Monitoring Hadoop Clusters with Ganglia

When starting out using Hadoop with Amazon’s EMR I would normally go through a process of trial and error, deciding what size and type of machines to have in my cluster to run the job as efficiently as possible. That was until I discovered a monitoring tool to help me decide, Ganglia

Ganglia is a website that gets installed on the cluster at the bootstrap stage that provides insight into how each box in the cluster is performing. If you noticed that the CPU was running high it might be wise to choose EC2 instances that had larger cores, or if the memory was over utilised then maybe choose EC2 instances with a larger memory capacity.
console

Ganglia offers many features such as showing each machine in the cluster on its own graph with a different colour background which is dictated by the stress on the machine, from blue meaning minimal load to red indicating that the machine is under a great amount of stress. This is a quick and useful way of telling you to use larger or smaller boxes.

As Hadoop utilises the JVM it provides a vast array of statistics that the JVM can output, so you can check specific areas of the job throughout the process. Not only can you check the cluster overall, you can also filter down the results to an individual machine, which can be a good to way to find a bad or redundant machine in your cluster.

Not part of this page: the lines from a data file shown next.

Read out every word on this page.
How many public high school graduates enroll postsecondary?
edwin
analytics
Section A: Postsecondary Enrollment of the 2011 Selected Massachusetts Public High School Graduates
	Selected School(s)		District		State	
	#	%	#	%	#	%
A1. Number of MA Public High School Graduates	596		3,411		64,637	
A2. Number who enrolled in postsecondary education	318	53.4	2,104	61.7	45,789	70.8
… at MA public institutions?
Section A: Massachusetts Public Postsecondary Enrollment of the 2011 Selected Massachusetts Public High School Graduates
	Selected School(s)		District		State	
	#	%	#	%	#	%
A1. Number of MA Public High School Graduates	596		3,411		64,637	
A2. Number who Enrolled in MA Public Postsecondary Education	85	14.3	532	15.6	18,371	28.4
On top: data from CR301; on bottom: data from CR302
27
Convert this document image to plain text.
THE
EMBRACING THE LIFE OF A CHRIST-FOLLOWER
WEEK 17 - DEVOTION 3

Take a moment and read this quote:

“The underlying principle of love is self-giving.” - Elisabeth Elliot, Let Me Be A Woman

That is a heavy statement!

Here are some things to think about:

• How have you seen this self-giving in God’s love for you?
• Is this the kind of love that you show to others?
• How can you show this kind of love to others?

When using Ganglia with Hadoop’s built-in Job Tracker you can see how the cluster performs at each stage of the Hadoop job; the Mapper stage and the Reducer stage, which sometimes leaves you with a dilemma as you may see the cluster under great stress during one of the stages but not in the other which normally means deciding to use larger machines to ease the most demanding stage as opposed to altering the cluster size in flight.

key indicators

To install Ganglia on your Hadoop cluster using EMR just add the following bootstrap (no arguments required):

Action-Name : ganglia-monitoring
Path : s3://elasticmapreduce/bootstrap-actions/install-ganglia

To access the Ganglia website running on your Hadoop cluster you need to open up the Security Group ports. For simplicity if you open up port 80 on the ElasticMapReduce security groups; master and slave, then using the Master Public DNS Name entry, which is found on the description tab of the running EMR console view. You can then access the website using the url:

http://<Master Public DNS Name>/ganglia
e.g. http://ec2-54-220-183-114.eu-west-1.compute.amazonaws.com/ganglia/

Ganglia isn’t the ‘be all and end all’ for Hadoop monitoring but it is extremely useful and has a vast array of reports that do compliment the Hadoop process very nicely.